Message from Mark – Growth

Friday, September 9, 2016

As you may know, Hixny moved into new offices in Albany earlier this year.

The relocation was necessary to accommodate our growth, both in terms of the people we have added and those we still plan to add. At last count Hixny employed about 24 people. When I started here, in 2011, there were 18 employees—and that was before the organization split in two with the launch of XchangeWorx, which currently employs 20.

The employment increase, in turn, is necessary to support all the other growth Hixny has witnessed.  By every measure, this organization continues to expand.

Let’s start with participation.  More than two dozen organizations joined the Hixny network so far in 2016, as both contributors of patient information and end users who are now better informed in delivering and coordinating care.  Even more significant, for the first time this year, the newcomers included behavioral health facilities, public health organizations, community-based organizations and other ancillary providers who are vital to creating a 360-degree view of every patient.

We also hit a milestone this year, surpassing 1,000 participant locations.   You can think about that in a couple of ways.  As a provider, this means access to electronic medical records at more than 1,000 locations.  As a patient, that means there are more than 1,000 places where data can be safely and securely accessed.  It also means that there are 1,000 locations collecting Hixny consents, and raising public awareness of our organization.

That brings me to our master patient index, which continues to grow and will soon reach 1.5 million unique individuals.  Think about that.  There are 1.7 million people in the Hixny region. This means almost everyone in the region has placed their trust in Hixny with their private health information.  Most have consented at more than one place, as we are approaching three million total consents on file.

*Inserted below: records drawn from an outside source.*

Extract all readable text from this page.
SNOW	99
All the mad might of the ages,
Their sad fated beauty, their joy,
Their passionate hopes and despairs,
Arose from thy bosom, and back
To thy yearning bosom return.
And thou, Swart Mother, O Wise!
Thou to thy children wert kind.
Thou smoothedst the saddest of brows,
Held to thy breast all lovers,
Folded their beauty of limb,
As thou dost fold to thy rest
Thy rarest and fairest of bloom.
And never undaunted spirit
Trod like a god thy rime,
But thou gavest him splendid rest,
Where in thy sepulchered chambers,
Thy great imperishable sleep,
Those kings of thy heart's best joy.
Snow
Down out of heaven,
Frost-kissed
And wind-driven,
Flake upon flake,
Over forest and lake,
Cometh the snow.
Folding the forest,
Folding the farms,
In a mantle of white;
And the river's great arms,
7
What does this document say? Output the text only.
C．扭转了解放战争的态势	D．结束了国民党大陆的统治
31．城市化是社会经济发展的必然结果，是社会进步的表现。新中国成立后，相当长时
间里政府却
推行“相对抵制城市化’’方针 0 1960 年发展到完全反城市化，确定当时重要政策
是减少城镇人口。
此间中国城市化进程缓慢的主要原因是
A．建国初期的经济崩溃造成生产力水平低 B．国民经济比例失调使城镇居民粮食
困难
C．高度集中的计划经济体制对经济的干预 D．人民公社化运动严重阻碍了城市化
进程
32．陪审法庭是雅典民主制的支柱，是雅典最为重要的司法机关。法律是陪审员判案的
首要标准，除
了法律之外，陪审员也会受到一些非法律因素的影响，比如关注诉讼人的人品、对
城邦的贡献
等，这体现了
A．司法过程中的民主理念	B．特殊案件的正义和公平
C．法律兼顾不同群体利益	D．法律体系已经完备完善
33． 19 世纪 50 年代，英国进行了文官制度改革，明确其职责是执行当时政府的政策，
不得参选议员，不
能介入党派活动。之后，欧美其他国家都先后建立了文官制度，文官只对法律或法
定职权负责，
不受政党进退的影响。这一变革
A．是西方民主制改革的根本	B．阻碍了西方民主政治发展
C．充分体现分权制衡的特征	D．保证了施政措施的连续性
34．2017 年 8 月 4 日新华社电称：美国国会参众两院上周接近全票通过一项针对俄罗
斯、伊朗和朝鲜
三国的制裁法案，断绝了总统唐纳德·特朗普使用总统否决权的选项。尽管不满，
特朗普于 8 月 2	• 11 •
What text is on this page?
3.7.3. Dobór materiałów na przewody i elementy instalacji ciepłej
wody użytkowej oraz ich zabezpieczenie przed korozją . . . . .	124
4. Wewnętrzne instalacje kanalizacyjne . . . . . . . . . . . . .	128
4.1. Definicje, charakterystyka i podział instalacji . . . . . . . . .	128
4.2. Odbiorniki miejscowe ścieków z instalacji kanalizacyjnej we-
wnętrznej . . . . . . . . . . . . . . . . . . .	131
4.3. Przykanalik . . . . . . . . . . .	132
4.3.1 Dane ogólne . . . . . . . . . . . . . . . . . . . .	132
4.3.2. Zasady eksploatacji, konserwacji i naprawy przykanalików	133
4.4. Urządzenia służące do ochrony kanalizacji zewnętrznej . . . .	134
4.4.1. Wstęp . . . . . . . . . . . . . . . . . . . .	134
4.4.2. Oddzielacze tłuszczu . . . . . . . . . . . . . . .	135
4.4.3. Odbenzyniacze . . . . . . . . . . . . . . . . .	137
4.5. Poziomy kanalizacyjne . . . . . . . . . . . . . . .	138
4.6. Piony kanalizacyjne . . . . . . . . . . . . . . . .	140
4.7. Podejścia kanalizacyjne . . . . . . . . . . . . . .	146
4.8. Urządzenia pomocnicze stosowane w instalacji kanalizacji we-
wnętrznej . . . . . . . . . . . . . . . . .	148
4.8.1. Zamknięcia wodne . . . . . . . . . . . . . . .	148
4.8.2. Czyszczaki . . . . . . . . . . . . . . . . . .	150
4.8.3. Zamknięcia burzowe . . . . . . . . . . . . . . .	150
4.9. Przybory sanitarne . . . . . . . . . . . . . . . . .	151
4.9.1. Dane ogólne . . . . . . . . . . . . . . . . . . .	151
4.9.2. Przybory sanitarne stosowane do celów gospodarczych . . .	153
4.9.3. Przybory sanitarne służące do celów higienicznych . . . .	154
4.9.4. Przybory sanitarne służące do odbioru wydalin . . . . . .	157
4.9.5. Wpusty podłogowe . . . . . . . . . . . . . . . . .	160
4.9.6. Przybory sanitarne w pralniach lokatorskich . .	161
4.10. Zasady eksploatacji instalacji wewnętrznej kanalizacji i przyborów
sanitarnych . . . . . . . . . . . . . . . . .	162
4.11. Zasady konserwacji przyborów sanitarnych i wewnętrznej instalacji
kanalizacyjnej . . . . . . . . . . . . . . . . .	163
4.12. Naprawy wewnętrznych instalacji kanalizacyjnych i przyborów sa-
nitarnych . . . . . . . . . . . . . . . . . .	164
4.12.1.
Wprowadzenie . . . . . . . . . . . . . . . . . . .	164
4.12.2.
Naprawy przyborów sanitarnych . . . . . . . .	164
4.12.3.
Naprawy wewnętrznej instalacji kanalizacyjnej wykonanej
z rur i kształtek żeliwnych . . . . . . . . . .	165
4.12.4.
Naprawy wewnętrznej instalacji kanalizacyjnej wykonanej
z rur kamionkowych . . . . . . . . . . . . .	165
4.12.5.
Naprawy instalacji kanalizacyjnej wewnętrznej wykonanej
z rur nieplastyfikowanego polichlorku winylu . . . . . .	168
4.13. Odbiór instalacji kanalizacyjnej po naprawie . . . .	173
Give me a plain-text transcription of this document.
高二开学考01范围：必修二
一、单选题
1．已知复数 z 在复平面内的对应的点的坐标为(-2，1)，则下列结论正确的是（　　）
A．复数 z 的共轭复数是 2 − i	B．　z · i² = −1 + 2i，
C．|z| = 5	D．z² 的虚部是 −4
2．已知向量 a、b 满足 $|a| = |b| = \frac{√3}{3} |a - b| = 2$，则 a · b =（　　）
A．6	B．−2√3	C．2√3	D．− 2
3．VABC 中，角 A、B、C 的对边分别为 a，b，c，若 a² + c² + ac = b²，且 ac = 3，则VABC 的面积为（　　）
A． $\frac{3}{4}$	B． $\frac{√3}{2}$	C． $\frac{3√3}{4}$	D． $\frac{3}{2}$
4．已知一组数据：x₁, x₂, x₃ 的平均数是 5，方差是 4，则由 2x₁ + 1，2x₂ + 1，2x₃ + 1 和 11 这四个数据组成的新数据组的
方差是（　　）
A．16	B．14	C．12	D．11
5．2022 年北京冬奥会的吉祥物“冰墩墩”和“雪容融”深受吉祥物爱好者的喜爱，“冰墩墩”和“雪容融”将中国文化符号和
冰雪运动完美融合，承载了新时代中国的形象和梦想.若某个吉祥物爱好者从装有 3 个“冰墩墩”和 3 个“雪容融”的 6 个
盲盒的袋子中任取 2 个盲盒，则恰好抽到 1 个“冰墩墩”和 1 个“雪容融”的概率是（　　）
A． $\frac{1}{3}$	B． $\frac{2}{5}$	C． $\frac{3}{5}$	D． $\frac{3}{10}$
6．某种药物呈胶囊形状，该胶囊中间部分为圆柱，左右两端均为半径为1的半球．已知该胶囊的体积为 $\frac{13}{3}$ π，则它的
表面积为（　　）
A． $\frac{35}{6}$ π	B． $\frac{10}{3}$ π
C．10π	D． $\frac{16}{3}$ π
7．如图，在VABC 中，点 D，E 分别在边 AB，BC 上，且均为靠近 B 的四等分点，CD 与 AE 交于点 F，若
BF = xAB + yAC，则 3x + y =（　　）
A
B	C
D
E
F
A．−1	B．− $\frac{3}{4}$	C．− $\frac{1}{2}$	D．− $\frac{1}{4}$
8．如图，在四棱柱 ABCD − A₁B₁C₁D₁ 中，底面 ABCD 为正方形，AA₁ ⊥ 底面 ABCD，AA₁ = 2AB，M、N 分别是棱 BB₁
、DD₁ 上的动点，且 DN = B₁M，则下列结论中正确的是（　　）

Those of you who attended our 2014 annual meeting may remember me saying that we had half of the people in the region signed up.  That is tremendous growth in just two years.

Not only do we have more organizations sharing information on more patients, we also continue to expand the types of data these organizations contribute.   For example, when comparing July 2015 to July 2016, we have witnessed a 167% increase in the number of documents being shared in real time.

We have also increased use, by developing new ways for people to get information from Hixny or have it pushed out to them.   The number of reports we are generating continues to rise.

I was recently asked how I felt about all the growth Hixny has experienced since I came on board.  Of course I am pleased.  I joined Hixny because of its mission to improve healthcare in this region.   I am a member of this community, as are my friends and family members.   If there is a way to improve the quality of care they receive, and lower the cost of care for them and myself, than for the most selfish reason of all I want to continue to do that.  The growth makes me feel great because it reaffirms for me that we’re continuing to execute on that mission.